French artistic gymnast

Camille Bahl (born 13 October 1999) is a French artistic gymnast and former gymnast of the French national team. She represented France at the 2014 Summer Youth Olympics and the 2015 European Championships.

== Personal life ==
Camille Bahl was born on 13 October 1999, in Schiltigheim. She began gymnastics at the age of five in Oberhoffen-sur-Moder and was recruited to join the Union Haguenau club. She began training at the INSEP in the summer of 2014. She speaks French, English, and German.

== Career ==
=== Junior career: 2013–2014 ===
Bahl finished 7th in the junior all-around at the 2013 French Championships, and Union Haguenau won the team silver medal. At the 2014 French Championships, she finished 5th in the all-around and won the silver medal on vault behind Loan His, and Union Haguenau finished 4th. At a friendly meet against Romania and Belgium, the French team finished 3rd, and Bahl finished 6th in the all-around and won the bronze medal on the vault. She competed at the 2014 Junior European Championships alongside Loan His, Marine Boyer, Océane Pause, and Juliette Bossu, and they finished 7th as a team. She was then selected to compete at the 2014 Youth Olympic Games where she finished 8th in the all-around final. Her last competition of the season was the Élite Gym Massilia, where she finished 6th on vault, 8th with her team, and 24th in the all-around.

=== Senior career ===
==== 2015–2016 ====
Bahl made her senior debut at the 2015 French Championships, where she won the gold medal on the vault and finished 4th in the all-around. She competed at the 2015 City of Jesolo Trophy, where the French team finished 4th, and Bahl finished 4th on the vault and 8th on the floor exercise. She competed at the 2015 European Championships where she finished 7th in the vault event final. She competed at a friendly meet where the French team lost to Romania. Then at a friendly meet against Spain, the French team won, and Bahl won the gold medal on vault. She was the alternate for the French team at the 2015 World Championships. She won the bronze medal on vault at the Elite Gym Massilia and finished 4th in the all-around.

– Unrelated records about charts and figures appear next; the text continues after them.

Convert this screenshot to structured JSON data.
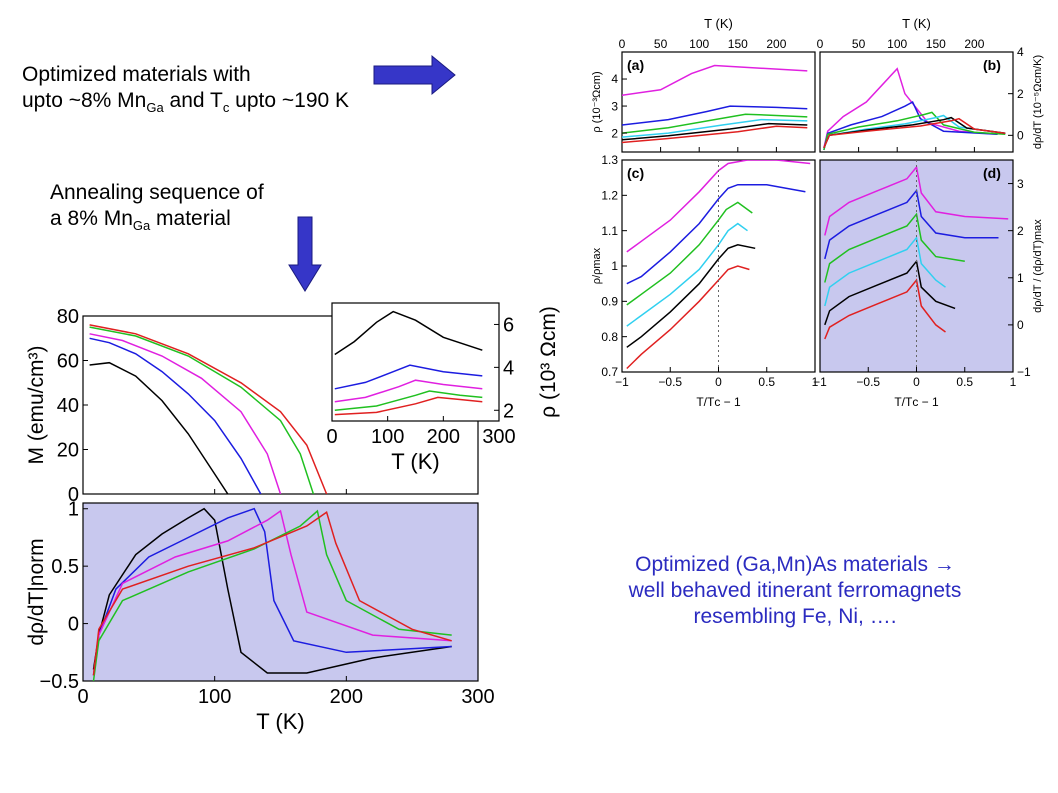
{
  "slide": {
    "text1": {
      "line1": "Optimized materials with",
      "line2_a": "upto ~8% Mn",
      "line2_sub": "Ga",
      "line2_b": " and T",
      "line2_sub2": "c",
      "line2_c": " upto ~190 K"
    },
    "text2": {
      "line1": "Annealing sequence of",
      "line2_a": "a 8% Mn",
      "line2_sub": "Ga",
      "line2_b": " material"
    },
    "conclusion": {
      "line1": "Optimized (Ga,Mn)As materials →",
      "line2": "well behaved itinerant ferromagnets",
      "line3": "resembling Fe, Ni, …."
    },
    "colors": {
      "arrow": "#3636c8",
      "text_blue": "#2b2bc0",
      "shade": "#c8c8ee"
    }
  },
  "chart_data": [
    {
      "id": "M_vs_T",
      "type": "line",
      "xlim": [
        0,
        300
      ],
      "ylim": [
        0,
        80
      ],
      "x_ticks": [
        "0",
        "100",
        "200",
        "300"
      ],
      "y_ticks": [
        "0",
        "20",
        "40",
        "60",
        "80"
      ],
      "ylabel": "M (emu/cm³)",
      "series": [
        {
          "color": "#000000",
          "x": [
            5,
            20,
            40,
            60,
            80,
            100,
            110
          ],
          "y": [
            58,
            59,
            53,
            42,
            27,
            9,
            0
          ]
        },
        {
          "color": "#1c1ce0",
          "x": [
            5,
            20,
            40,
            60,
            80,
            100,
            120,
            135
          ],
          "y": [
            70,
            68,
            63,
            55,
            45,
            33,
            16,
            0
          ]
        },
        {
          "color": "#e020e0",
          "x": [
            5,
            30,
            60,
            90,
            120,
            140,
            150
          ],
          "y": [
            72,
            69,
            62,
            52,
            37,
            18,
            0
          ]
        },
        {
          "color": "#20c020",
          "x": [
            5,
            40,
            80,
            120,
            150,
            165,
            175
          ],
          "y": [
            75,
            71,
            62,
            48,
            33,
            18,
            0
          ]
        },
        {
          "color": "#e02020",
          "x": [
            5,
            40,
            80,
            120,
            150,
            170,
            185
          ],
          "y": [
            76,
            72,
            63,
            50,
            37,
            22,
            0
          ]
        }
      ]
    },
    {
      "id": "rho_vs_T_inset",
      "type": "line",
      "xlim": [
        0,
        300
      ],
      "ylim": [
        1.5,
        7
      ],
      "x_ticks": [
        "0",
        "100",
        "200",
        "300"
      ],
      "y_ticks": [
        "2",
        "4",
        "6"
      ],
      "xlabel": "T  (K)",
      "ylabel": "ρ (10³ Ωcm)",
      "series": [
        {
          "color": "#000000",
          "x": [
            5,
            40,
            80,
            110,
            150,
            200,
            270
          ],
          "y": [
            4.6,
            5.2,
            6.1,
            6.6,
            6.2,
            5.4,
            4.8
          ]
        },
        {
          "color": "#1c1ce0",
          "x": [
            5,
            60,
            110,
            140,
            200,
            270
          ],
          "y": [
            3.0,
            3.3,
            3.8,
            4.1,
            3.8,
            3.6
          ]
        },
        {
          "color": "#e020e0",
          "x": [
            5,
            60,
            120,
            150,
            200,
            270
          ],
          "y": [
            2.4,
            2.6,
            3.1,
            3.4,
            3.2,
            3.0
          ]
        },
        {
          "color": "#20c020",
          "x": [
            5,
            80,
            150,
            175,
            230,
            270
          ],
          "y": [
            2.0,
            2.2,
            2.7,
            2.9,
            2.7,
            2.6
          ]
        },
        {
          "color": "#e02020",
          "x": [
            5,
            80,
            150,
            190,
            230,
            270
          ],
          "y": [
            1.8,
            1.9,
            2.3,
            2.6,
            2.5,
            2.4
          ]
        }
      ]
    },
    {
      "id": "drho_dT_norm",
      "type": "line",
      "xlim": [
        0,
        300
      ],
      "ylim": [
        -0.5,
        1.05
      ],
      "x_ticks": [
        "0",
        "100",
        "200",
        "300"
      ],
      "y_ticks": [
        "−0.5",
        "0",
        "0.5",
        "1"
      ],
      "xlabel": "T   (K)",
      "ylabel": "dρ/dT|norm",
      "series": [
        {
          "color": "#000000",
          "x": [
            8,
            12,
            20,
            40,
            60,
            80,
            92,
            100,
            110,
            120,
            140,
            170,
            220,
            280
          ],
          "y": [
            -0.4,
            -0.1,
            0.25,
            0.6,
            0.78,
            0.92,
            1.0,
            0.9,
            0.3,
            -0.25,
            -0.43,
            -0.43,
            -0.3,
            -0.2
          ]
        },
        {
          "color": "#1c1ce0",
          "x": [
            8,
            12,
            25,
            50,
            80,
            110,
            130,
            138,
            145,
            160,
            200,
            280
          ],
          "y": [
            -0.45,
            -0.1,
            0.3,
            0.58,
            0.75,
            0.92,
            1.0,
            0.8,
            0.2,
            -0.15,
            -0.25,
            -0.2
          ]
        },
        {
          "color": "#e020e0",
          "x": [
            8,
            12,
            30,
            70,
            110,
            140,
            150,
            158,
            170,
            220,
            280
          ],
          "y": [
            -0.45,
            -0.1,
            0.35,
            0.58,
            0.72,
            0.9,
            0.98,
            0.6,
            0.1,
            -0.1,
            -0.15
          ]
        },
        {
          "color": "#20c020",
          "x": [
            8,
            12,
            30,
            80,
            130,
            165,
            178,
            185,
            200,
            240,
            280
          ],
          "y": [
            -0.5,
            -0.15,
            0.2,
            0.45,
            0.65,
            0.85,
            0.98,
            0.6,
            0.2,
            -0.05,
            -0.1
          ]
        },
        {
          "color": "#e02020",
          "x": [
            8,
            12,
            30,
            80,
            130,
            170,
            185,
            192,
            210,
            250,
            280
          ],
          "y": [
            -0.45,
            -0.05,
            0.3,
            0.5,
            0.66,
            0.85,
            0.97,
            0.7,
            0.2,
            -0.05,
            -0.15
          ]
        }
      ]
    },
    {
      "id": "panel_a",
      "type": "line",
      "panel_label": "(a)",
      "xlim": [
        0,
        250
      ],
      "ylim": [
        1.3,
        5
      ],
      "x_ticks": [
        "0",
        "50",
        "100",
        "150",
        "200"
      ],
      "y_ticks": [
        "2",
        "3",
        "4"
      ],
      "top_xlabel": "T  (K)",
      "ylabel": "ρ   (10⁻³Ωcm)",
      "series": [
        {
          "color": "#e020e0",
          "x": [
            0,
            50,
            90,
            120,
            180,
            240
          ],
          "y": [
            3.4,
            3.6,
            4.2,
            4.5,
            4.4,
            4.3
          ]
        },
        {
          "color": "#1c1ce0",
          "x": [
            0,
            60,
            110,
            140,
            200,
            240
          ],
          "y": [
            2.3,
            2.5,
            2.8,
            3.0,
            2.95,
            2.9
          ]
        },
        {
          "color": "#20c020",
          "x": [
            0,
            60,
            120,
            160,
            200,
            240
          ],
          "y": [
            2.0,
            2.2,
            2.5,
            2.7,
            2.65,
            2.6
          ]
        },
        {
          "color": "#30d0f0",
          "x": [
            0,
            60,
            130,
            180,
            240
          ],
          "y": [
            1.85,
            2.0,
            2.3,
            2.5,
            2.45
          ]
        },
        {
          "color": "#000000",
          "x": [
            0,
            60,
            140,
            190,
            240
          ],
          "y": [
            1.75,
            1.9,
            2.15,
            2.35,
            2.3
          ]
        },
        {
          "color": "#e02020",
          "x": [
            0,
            60,
            150,
            200,
            240
          ],
          "y": [
            1.65,
            1.8,
            2.05,
            2.25,
            2.2
          ]
        }
      ]
    },
    {
      "id": "panel_b",
      "type": "line",
      "panel_label": "(b)",
      "xlim": [
        0,
        250
      ],
      "ylim": [
        -0.8,
        4
      ],
      "x_ticks": [
        "0",
        "50",
        "100",
        "150",
        "200"
      ],
      "y_ticks": [
        "0",
        "2",
        "4"
      ],
      "top_xlabel": "T  (K)",
      "ylabel": "dρ/dT   (10⁻⁵Ωcm/K)",
      "series": [
        {
          "color": "#e020e0",
          "x": [
            5,
            10,
            30,
            60,
            90,
            100,
            110,
            140,
            180,
            230
          ],
          "y": [
            -0.6,
            0.2,
            0.9,
            1.6,
            2.8,
            3.2,
            2.0,
            0.6,
            0.2,
            0.05
          ]
        },
        {
          "color": "#1c1ce0",
          "x": [
            5,
            10,
            40,
            80,
            110,
            120,
            130,
            160,
            230
          ],
          "y": [
            -0.7,
            0.1,
            0.5,
            0.9,
            1.4,
            1.6,
            0.8,
            0.2,
            0.05
          ]
        },
        {
          "color": "#20c020",
          "x": [
            5,
            10,
            50,
            100,
            135,
            145,
            160,
            200,
            240
          ],
          "y": [
            -0.7,
            0.05,
            0.4,
            0.7,
            1.0,
            1.1,
            0.5,
            0.15,
            0.05
          ]
        },
        {
          "color": "#30d0f0",
          "x": [
            5,
            12,
            60,
            110,
            150,
            160,
            180,
            240
          ],
          "y": [
            -0.6,
            0.0,
            0.3,
            0.55,
            0.85,
            0.95,
            0.4,
            0.1
          ]
        },
        {
          "color": "#000000",
          "x": [
            5,
            12,
            60,
            120,
            160,
            170,
            190,
            240
          ],
          "y": [
            -0.6,
            0.0,
            0.25,
            0.5,
            0.75,
            0.85,
            0.35,
            0.1
          ]
        },
        {
          "color": "#e02020",
          "x": [
            5,
            12,
            60,
            130,
            170,
            180,
            200,
            240
          ],
          "y": [
            -0.6,
            0.0,
            0.2,
            0.45,
            0.7,
            0.8,
            0.3,
            0.1
          ]
        }
      ]
    },
    {
      "id": "panel_c",
      "type": "line",
      "panel_label": "(c)",
      "xlim": [
        -1,
        1
      ],
      "ylim": [
        0.7,
        1.3
      ],
      "x_ticks": [
        "−1",
        "−0.5",
        "0",
        "0.5",
        "1"
      ],
      "y_ticks": [
        "0.7",
        "0.8",
        "0.9",
        "1",
        "1.1",
        "1.2",
        "1.3"
      ],
      "xlabel": "T/Tᴄ − 1",
      "ylabel": "ρ/ρmax",
      "series": [
        {
          "color": "#e020e0",
          "x": [
            -0.95,
            -0.8,
            -0.5,
            -0.2,
            0.0,
            0.1,
            0.3,
            0.6,
            0.95
          ],
          "y": [
            1.04,
            1.07,
            1.13,
            1.21,
            1.27,
            1.29,
            1.3,
            1.3,
            1.29
          ]
        },
        {
          "color": "#1c1ce0",
          "x": [
            -0.95,
            -0.8,
            -0.5,
            -0.2,
            0.0,
            0.1,
            0.2,
            0.5,
            0.9
          ],
          "y": [
            0.95,
            0.97,
            1.04,
            1.12,
            1.19,
            1.22,
            1.23,
            1.23,
            1.21
          ]
        },
        {
          "color": "#20c020",
          "x": [
            -0.95,
            -0.8,
            -0.5,
            -0.2,
            0.0,
            0.08,
            0.2,
            0.35
          ],
          "y": [
            0.89,
            0.92,
            0.98,
            1.06,
            1.13,
            1.16,
            1.18,
            1.15
          ]
        },
        {
          "color": "#30d0f0",
          "x": [
            -0.95,
            -0.8,
            -0.5,
            -0.2,
            0.0,
            0.1,
            0.2,
            0.3
          ],
          "y": [
            0.83,
            0.86,
            0.92,
            0.99,
            1.06,
            1.1,
            1.12,
            1.1
          ]
        },
        {
          "color": "#000000",
          "x": [
            -0.95,
            -0.8,
            -0.5,
            -0.2,
            0.0,
            0.1,
            0.2,
            0.38
          ],
          "y": [
            0.77,
            0.8,
            0.87,
            0.95,
            1.02,
            1.05,
            1.06,
            1.05
          ]
        },
        {
          "color": "#e02020",
          "x": [
            -0.95,
            -0.8,
            -0.5,
            -0.2,
            0.0,
            0.1,
            0.2,
            0.32
          ],
          "y": [
            0.71,
            0.75,
            0.82,
            0.9,
            0.96,
            0.99,
            1.0,
            0.99
          ]
        }
      ]
    },
    {
      "id": "panel_d",
      "type": "line",
      "panel_label": "(d)",
      "xlim": [
        -1,
        1
      ],
      "ylim": [
        -1,
        3.5
      ],
      "x_ticks": [
        "−1",
        "−0.5",
        "0",
        "0.5",
        "1"
      ],
      "y_ticks": [
        "−1",
        "0",
        "1",
        "2",
        "3"
      ],
      "xlabel": "T/Tᴄ − 1",
      "ylabel": "dρ/dT / (dρ/dT)max",
      "series": [
        {
          "color": "#e020e0",
          "x": [
            -0.95,
            -0.9,
            -0.7,
            -0.4,
            -0.1,
            0.0,
            0.05,
            0.2,
            0.5,
            0.95
          ],
          "y": [
            1.9,
            2.3,
            2.6,
            2.85,
            3.1,
            3.35,
            2.8,
            2.4,
            2.3,
            2.25
          ]
        },
        {
          "color": "#1c1ce0",
          "x": [
            -0.95,
            -0.9,
            -0.7,
            -0.4,
            -0.1,
            0.0,
            0.05,
            0.2,
            0.5,
            0.85
          ],
          "y": [
            1.4,
            1.8,
            2.1,
            2.35,
            2.6,
            2.85,
            2.3,
            1.95,
            1.85,
            1.85
          ]
        },
        {
          "color": "#20c020",
          "x": [
            -0.95,
            -0.9,
            -0.7,
            -0.4,
            -0.1,
            0.0,
            0.05,
            0.2,
            0.5
          ],
          "y": [
            0.9,
            1.3,
            1.6,
            1.85,
            2.1,
            2.35,
            1.8,
            1.45,
            1.35
          ]
        },
        {
          "color": "#30d0f0",
          "x": [
            -0.95,
            -0.9,
            -0.7,
            -0.4,
            -0.1,
            0.0,
            0.05,
            0.2,
            0.3
          ],
          "y": [
            0.4,
            0.8,
            1.1,
            1.35,
            1.6,
            1.85,
            1.3,
            0.95,
            0.8
          ]
        },
        {
          "color": "#000000",
          "x": [
            -0.95,
            -0.9,
            -0.7,
            -0.4,
            -0.1,
            0.0,
            0.05,
            0.2,
            0.4
          ],
          "y": [
            0.0,
            0.3,
            0.6,
            0.85,
            1.1,
            1.35,
            0.8,
            0.5,
            0.35
          ]
        },
        {
          "color": "#e02020",
          "x": [
            -0.95,
            -0.9,
            -0.7,
            -0.4,
            -0.1,
            0.0,
            0.05,
            0.2,
            0.3
          ],
          "y": [
            -0.3,
            -0.05,
            0.2,
            0.45,
            0.7,
            0.95,
            0.4,
            0.0,
            -0.15
          ]
        }
      ]
    }
  ]
}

Bahl competed at the 2016 City of Jesolo Trophy, where the French team finished 4th. She pulled out of the Olympic Test Event and France's Olympic Trials due to an ankle injury. She continued to struggle with injuries and initially retired in March 2017.

==== Comeback: 2018–present ====
Bahl returned to competition in December 2018 at the Top 12 Series 2, where she only competed on the balance beam and helped Haguenau beat Combs la Ville.

In 2021, after a break, she returned to competition with her new club "Combs la Ville" and has since competed in the Top 12 Championships. At most meets she doesn't compete on bars.